This seminar series is hosted by the Future of Humanity Institute and the Institute for Science and Ethics
Speaker: Professor Brunoello Stancioli, Law Professor, The Federal University of Minas Gerais, Brazil
Abstract: The presentation has two main goals. First, it argues that human enhancement is not new in human history. On the contrary, it was fundamental for the emergence of mankind. With further developments, human enhancement can play a vital role on the construction of personhood and raising new possibilities for human existence. The second goal is to demonstrate that human enhancement, strongly connected to a non-positional value, must be considered a basic right. On this path, it will be argued that the ethical basis for human rights is the very same of human enhancement: autonomy and the good life.
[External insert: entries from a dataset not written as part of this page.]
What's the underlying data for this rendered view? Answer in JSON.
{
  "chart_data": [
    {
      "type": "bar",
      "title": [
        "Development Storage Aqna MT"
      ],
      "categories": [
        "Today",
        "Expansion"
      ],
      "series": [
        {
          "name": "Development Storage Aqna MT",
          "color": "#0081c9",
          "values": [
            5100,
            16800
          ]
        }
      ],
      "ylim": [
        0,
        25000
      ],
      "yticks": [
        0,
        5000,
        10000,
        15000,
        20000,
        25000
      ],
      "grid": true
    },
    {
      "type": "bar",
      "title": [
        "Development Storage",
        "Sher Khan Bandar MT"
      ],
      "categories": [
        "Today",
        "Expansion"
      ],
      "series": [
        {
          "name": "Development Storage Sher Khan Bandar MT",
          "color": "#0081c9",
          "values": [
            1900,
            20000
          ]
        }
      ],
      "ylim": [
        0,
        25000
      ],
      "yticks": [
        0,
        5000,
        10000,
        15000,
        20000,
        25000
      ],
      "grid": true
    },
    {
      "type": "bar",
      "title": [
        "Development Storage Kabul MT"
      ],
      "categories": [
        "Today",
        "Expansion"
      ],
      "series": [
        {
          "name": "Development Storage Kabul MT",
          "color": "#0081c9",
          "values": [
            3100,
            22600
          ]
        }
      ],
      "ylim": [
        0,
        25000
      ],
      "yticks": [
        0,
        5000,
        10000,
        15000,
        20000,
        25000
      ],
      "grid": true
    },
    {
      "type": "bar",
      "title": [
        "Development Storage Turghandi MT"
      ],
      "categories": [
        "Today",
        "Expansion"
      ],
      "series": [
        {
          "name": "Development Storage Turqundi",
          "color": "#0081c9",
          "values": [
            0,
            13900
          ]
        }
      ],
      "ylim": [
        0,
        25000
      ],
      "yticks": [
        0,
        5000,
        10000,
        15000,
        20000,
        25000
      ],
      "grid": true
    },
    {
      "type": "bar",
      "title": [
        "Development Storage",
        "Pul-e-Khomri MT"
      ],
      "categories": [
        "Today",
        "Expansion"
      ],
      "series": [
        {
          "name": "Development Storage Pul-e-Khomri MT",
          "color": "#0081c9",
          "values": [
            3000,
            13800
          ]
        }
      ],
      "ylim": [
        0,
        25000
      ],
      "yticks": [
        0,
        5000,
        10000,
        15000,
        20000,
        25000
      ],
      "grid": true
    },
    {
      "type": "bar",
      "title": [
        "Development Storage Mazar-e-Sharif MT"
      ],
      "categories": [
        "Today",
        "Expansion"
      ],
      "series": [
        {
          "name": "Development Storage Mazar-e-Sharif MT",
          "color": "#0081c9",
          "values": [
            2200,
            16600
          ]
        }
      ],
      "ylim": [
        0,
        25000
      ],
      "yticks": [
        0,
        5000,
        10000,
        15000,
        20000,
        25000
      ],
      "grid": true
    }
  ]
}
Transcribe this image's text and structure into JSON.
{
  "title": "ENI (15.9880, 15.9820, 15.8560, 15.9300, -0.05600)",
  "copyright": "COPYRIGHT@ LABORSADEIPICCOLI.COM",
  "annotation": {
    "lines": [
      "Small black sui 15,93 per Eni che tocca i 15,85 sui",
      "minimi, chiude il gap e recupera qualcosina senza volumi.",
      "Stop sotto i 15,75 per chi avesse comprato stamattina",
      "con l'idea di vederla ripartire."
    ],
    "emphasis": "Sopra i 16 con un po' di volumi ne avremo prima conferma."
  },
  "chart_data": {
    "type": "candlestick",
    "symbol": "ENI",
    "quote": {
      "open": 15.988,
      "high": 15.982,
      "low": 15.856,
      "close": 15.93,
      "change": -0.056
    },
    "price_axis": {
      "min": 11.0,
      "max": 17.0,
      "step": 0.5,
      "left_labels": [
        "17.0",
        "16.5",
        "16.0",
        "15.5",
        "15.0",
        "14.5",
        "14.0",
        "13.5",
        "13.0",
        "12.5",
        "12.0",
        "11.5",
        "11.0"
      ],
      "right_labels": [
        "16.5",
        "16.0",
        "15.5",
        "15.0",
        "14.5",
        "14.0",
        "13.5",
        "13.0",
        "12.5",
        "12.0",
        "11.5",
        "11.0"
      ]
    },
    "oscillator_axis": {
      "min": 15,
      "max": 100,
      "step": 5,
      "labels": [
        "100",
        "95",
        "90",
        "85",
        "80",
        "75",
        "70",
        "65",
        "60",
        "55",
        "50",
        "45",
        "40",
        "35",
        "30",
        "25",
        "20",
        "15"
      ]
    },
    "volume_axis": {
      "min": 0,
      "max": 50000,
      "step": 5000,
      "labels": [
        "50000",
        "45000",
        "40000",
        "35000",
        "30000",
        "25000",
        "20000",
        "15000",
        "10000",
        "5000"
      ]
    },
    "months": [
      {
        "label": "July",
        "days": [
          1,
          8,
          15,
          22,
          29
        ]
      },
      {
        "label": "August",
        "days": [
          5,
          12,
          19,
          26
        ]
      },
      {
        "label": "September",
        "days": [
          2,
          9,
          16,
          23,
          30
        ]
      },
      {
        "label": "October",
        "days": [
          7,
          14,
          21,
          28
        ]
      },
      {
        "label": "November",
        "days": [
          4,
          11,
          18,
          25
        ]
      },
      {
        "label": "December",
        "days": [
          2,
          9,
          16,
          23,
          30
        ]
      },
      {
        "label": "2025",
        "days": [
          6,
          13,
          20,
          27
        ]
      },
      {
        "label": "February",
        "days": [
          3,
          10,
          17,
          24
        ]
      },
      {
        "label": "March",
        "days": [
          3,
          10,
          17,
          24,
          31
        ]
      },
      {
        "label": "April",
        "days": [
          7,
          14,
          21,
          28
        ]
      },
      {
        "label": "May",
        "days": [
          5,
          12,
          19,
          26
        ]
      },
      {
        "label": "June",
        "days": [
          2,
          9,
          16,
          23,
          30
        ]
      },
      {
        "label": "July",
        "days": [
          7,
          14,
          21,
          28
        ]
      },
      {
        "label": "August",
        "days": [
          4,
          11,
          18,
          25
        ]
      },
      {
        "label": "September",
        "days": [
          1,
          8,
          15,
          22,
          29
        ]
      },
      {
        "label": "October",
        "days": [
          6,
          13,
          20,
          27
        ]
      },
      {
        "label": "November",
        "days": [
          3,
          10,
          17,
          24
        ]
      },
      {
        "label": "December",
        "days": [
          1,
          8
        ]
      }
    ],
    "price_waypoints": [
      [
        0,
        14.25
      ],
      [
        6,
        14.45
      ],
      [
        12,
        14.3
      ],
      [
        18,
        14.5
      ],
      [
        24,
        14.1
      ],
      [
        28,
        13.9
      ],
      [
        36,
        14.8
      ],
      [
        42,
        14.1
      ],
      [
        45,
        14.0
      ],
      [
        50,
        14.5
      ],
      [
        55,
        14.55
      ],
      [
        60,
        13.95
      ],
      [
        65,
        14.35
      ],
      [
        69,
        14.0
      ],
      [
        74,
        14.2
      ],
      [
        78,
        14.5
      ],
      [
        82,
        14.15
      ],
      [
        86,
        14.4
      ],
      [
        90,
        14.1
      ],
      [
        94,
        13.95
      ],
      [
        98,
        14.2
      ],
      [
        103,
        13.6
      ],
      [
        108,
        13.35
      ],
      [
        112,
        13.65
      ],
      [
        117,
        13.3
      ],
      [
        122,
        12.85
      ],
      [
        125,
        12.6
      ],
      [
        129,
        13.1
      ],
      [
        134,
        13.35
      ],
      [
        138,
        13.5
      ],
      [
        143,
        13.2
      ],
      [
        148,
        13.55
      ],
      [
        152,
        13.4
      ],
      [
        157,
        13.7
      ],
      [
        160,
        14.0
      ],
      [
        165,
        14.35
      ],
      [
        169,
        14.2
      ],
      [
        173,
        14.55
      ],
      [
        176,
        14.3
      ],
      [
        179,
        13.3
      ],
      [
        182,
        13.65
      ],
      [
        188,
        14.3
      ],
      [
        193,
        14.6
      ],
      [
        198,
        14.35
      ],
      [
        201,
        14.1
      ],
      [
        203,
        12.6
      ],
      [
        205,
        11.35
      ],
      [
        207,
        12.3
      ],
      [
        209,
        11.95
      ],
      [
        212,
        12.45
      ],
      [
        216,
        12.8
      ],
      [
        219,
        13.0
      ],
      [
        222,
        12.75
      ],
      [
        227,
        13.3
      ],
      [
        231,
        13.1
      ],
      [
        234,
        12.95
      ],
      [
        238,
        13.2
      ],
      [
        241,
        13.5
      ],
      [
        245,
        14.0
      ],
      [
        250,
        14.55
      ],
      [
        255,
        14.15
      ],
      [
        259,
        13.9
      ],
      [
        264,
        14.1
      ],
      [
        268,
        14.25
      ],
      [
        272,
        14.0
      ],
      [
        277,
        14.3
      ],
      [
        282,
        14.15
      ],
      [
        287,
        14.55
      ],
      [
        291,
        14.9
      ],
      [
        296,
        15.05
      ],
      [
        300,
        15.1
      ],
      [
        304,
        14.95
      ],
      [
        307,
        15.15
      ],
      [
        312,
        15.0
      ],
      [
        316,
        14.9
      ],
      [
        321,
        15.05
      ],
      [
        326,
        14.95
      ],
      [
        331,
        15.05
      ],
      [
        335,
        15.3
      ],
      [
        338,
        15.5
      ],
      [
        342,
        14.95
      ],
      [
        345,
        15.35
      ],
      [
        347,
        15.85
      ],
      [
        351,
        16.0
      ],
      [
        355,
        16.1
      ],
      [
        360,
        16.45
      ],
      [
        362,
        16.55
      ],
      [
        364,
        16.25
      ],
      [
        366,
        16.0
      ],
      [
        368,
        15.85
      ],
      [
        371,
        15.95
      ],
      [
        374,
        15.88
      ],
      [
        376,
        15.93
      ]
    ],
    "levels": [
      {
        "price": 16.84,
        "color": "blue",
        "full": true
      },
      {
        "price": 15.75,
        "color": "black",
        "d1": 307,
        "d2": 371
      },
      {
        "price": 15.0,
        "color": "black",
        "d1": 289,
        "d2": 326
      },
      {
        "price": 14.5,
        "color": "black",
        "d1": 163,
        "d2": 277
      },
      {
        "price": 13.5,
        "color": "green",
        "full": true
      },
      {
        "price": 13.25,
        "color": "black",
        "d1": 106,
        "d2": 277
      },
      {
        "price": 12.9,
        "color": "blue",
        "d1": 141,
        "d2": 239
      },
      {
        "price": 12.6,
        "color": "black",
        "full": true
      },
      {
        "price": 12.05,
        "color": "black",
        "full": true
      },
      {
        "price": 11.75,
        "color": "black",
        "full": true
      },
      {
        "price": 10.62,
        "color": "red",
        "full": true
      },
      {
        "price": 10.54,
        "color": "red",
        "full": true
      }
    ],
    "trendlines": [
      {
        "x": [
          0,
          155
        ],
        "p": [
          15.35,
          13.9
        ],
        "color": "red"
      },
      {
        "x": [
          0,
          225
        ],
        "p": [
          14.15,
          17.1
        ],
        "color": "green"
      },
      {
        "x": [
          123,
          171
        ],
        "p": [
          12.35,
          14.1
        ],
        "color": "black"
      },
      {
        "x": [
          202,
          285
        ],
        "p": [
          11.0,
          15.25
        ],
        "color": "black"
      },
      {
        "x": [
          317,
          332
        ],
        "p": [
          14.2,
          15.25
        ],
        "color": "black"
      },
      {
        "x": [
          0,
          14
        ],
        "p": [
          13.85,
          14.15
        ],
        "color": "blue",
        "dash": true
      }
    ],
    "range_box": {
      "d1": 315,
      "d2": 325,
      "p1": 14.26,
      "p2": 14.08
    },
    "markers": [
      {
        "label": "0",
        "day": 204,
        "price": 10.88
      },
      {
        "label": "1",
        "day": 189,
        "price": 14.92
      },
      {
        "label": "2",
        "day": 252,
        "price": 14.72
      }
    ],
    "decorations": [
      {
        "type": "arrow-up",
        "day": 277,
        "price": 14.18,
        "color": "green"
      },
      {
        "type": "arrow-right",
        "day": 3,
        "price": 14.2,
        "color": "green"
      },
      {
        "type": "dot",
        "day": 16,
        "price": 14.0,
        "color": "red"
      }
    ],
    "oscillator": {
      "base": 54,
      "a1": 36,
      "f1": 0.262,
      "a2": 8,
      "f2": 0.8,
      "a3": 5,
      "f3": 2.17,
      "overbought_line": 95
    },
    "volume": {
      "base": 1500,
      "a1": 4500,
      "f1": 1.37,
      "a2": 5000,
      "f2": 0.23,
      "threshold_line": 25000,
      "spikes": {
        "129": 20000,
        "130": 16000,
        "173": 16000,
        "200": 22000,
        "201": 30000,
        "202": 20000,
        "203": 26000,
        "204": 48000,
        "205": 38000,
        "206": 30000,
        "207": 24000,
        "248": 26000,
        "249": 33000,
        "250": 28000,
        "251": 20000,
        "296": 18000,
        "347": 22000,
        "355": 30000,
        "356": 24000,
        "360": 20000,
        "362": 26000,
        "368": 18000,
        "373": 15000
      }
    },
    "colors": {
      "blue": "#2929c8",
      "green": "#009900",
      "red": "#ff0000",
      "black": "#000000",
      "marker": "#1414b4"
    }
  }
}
Biography: Brunello Stancioli (LLD, LLM, LLB) is a Law Professor at the Federal University of Minas Gerais (UFMG), Brazil, and an academic visitor at the Oxford Uehiro Centre for Practical Ethics/Faculty of Philosophy. His PhD thesis, published in Brazil in 2010, is about the renouncement of basic rights and the concept of person. He researches human enhancement, neuroethics, applied ethics and the impact of new technologies on the concepts of person, identity, autonomy and human rights. He is currently investigating human enhancement as a basic right.